Sollicités par les lettres secrètes de Badji-Rao, les trois souverains que nous venons de nommer craignaient de s’attirer de plus grands maux en renouvelant une guerre imprudente. Partout d’ailleurs des armées anglaises les tenaient en respect; tous leurs mouvemens étaient épiés. Ils se contentaient de pousser les Pindarries sur les territoires cédés au gouvernement britannique et de conspirer dans l’ombre. Jaloux les uns des autres, s’accusant mutuellement d’être la cause des calamités qu’ils avaient provoquées eux-mêmes, ces râdjas hésitaient à s’unir par un traité.
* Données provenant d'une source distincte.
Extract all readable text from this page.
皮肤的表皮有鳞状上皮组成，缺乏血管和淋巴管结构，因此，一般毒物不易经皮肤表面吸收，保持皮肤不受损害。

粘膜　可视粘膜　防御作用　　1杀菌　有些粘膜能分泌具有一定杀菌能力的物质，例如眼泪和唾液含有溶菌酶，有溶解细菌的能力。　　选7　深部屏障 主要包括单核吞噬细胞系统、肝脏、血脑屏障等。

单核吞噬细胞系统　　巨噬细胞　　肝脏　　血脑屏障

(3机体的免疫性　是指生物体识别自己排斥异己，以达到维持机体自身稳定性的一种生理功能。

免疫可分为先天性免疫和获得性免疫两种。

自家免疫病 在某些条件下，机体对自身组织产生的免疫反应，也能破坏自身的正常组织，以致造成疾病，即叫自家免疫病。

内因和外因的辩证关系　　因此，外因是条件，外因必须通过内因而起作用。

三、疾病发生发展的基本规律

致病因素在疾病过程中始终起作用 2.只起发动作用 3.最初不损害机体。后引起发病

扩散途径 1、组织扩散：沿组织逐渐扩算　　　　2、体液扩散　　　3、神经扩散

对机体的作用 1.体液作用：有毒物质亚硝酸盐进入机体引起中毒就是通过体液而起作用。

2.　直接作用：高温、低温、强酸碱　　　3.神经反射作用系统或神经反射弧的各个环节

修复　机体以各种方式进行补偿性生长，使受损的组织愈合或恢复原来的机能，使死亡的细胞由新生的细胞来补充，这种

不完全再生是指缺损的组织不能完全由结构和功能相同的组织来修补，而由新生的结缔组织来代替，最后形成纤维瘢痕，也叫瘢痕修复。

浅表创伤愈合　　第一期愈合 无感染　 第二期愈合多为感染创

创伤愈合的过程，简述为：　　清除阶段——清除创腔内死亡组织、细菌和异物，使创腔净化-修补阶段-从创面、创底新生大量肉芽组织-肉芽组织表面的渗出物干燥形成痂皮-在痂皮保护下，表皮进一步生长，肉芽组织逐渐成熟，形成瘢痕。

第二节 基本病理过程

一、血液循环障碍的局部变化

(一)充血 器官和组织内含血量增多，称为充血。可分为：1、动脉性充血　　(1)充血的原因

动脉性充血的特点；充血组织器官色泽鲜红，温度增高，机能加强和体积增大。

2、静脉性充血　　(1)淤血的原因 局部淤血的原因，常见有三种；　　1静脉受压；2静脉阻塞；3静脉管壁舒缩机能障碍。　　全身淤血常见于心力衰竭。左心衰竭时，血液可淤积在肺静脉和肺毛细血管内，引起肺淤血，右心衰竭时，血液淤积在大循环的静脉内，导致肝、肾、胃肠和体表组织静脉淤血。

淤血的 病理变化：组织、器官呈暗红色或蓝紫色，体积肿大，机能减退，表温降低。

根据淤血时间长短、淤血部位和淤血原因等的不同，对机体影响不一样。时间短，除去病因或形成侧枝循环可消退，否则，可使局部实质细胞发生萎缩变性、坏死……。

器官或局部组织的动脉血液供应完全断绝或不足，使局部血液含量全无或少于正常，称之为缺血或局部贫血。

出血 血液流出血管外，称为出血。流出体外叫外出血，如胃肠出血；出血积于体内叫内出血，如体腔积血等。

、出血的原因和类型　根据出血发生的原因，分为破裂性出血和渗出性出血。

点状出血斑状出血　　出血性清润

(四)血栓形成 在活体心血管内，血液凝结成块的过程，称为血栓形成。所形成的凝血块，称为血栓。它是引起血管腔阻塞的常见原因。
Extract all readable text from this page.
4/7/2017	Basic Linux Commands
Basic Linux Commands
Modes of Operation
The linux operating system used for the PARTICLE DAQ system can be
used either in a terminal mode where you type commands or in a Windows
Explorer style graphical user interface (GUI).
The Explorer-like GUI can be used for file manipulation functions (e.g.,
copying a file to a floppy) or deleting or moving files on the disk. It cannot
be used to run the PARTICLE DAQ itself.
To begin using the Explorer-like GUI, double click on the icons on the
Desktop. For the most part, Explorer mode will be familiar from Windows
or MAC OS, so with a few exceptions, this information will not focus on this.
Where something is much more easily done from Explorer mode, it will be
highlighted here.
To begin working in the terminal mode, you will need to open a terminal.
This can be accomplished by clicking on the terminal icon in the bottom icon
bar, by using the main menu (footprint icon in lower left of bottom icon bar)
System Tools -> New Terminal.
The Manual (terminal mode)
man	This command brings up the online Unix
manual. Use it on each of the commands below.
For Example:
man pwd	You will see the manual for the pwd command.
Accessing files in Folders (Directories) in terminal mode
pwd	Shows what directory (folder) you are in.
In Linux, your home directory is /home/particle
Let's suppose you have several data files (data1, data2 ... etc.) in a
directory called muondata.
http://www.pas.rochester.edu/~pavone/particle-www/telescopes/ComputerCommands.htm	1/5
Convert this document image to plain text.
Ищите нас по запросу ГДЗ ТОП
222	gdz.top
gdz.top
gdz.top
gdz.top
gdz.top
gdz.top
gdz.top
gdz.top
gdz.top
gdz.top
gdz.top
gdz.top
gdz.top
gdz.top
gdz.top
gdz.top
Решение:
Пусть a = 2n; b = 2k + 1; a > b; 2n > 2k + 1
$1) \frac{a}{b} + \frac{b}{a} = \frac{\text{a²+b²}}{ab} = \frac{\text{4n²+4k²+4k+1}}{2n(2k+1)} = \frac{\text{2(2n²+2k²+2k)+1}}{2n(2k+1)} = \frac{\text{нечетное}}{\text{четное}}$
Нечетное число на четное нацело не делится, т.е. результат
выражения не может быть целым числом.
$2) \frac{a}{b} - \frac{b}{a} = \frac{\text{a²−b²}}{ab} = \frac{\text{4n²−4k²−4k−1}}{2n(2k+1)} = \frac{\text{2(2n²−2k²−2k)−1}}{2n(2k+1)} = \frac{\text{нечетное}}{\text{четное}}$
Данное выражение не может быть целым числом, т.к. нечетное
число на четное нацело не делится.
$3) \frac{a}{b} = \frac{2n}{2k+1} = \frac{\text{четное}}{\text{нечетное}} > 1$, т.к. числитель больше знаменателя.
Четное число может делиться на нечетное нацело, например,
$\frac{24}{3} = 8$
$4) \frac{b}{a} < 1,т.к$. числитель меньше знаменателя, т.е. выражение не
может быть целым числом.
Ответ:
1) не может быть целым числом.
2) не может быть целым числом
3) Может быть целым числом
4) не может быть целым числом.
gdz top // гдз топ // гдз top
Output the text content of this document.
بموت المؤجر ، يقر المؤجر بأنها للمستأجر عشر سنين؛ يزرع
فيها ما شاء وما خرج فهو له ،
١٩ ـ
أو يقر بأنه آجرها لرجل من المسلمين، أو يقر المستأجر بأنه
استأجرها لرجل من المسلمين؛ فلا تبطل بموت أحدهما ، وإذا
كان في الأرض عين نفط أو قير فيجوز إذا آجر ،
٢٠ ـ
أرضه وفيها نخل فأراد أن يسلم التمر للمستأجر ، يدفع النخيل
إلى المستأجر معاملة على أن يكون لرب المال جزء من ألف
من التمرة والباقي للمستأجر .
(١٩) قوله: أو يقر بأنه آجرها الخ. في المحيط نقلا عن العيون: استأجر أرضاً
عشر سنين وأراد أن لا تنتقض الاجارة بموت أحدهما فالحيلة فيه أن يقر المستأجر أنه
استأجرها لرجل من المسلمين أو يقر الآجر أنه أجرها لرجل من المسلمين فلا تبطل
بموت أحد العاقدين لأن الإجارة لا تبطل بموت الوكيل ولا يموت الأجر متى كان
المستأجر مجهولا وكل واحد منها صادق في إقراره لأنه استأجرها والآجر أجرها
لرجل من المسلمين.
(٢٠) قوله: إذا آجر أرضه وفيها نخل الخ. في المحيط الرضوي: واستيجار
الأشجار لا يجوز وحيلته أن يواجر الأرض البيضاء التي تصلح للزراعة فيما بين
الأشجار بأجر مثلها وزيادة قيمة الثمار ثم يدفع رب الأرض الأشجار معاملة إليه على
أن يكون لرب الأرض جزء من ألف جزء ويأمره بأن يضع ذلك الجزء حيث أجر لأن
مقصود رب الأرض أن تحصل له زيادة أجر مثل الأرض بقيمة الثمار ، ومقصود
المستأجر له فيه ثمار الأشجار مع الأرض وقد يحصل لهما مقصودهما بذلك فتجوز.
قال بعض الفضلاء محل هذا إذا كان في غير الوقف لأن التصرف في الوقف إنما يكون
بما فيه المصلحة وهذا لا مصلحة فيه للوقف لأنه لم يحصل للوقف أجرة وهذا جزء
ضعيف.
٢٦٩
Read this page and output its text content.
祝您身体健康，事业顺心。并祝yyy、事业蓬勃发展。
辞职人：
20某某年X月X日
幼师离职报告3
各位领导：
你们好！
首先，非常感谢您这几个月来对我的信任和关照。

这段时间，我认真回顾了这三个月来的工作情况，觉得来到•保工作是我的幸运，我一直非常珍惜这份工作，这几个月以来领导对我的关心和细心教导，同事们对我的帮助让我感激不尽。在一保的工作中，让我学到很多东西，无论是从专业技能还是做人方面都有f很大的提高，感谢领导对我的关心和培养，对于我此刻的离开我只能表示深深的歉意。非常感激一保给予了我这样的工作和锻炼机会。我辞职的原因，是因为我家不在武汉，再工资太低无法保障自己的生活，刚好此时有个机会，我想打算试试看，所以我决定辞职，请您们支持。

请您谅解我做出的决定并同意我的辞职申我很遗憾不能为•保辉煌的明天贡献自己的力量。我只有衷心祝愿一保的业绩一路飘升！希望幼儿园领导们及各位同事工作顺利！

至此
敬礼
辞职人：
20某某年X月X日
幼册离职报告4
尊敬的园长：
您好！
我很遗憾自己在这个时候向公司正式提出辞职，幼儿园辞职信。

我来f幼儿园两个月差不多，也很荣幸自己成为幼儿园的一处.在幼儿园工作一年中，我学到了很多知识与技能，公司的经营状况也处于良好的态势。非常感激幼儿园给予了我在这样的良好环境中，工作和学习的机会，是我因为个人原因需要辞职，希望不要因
Le mot de patrie n’avait plus aucun sens pour eux; chacun s’était fait une patrie particulière dans sa capitale. Le gouvernement britannique, en les enlaçant dans les liens d’une alliance avantageuse pour lui, assurait cependant à ces souverains le maintien de leur indépendance respective : au lieu de les pousser à bout en les dépouillant de la totalité de leurs états, la nation victorieuse confirmait les droits des râdjas vaincus, préalablement réduits à l’impuissance de nuire. S’insurger dans de pareilles conditions, c’était s’exposer à perdre pour jamais la couronne, triste perspective devant laquelle les souverains reculent toujours. Vers cette époque, la folie croissante de Djeswant-Rao causait une anarchie complète dans les états de Holkar. Le mahârâdja Sindyah manquait d’argent, tandis que Raghou-Dji-Bhounslay de Nagpour, poussé par la soif de l’or, amassait des sommes énormes aux dépens de ses sujets, non pour les dépenser, mais pour les enfouir. Ni l’avare Bhounslay, ni le dissipateur Sindyah, n’étaient de véritables hommes de guerre : prudent à l’excès, le premier aurait voulu gagner beaucoup en risquant peu; le second, rêvant toujours

  1. Pilla-Dji-Guickowar, patel ou chef de village, avait réussi à se former vers 1747 un petit état indépendant, dont le chef-lieu était Baroda, dans la province de Gouzerate. Avant d’être protégés par l’Angleterre, les princes de cette famille pouvaient mettre sur pied trente mille cavaliers.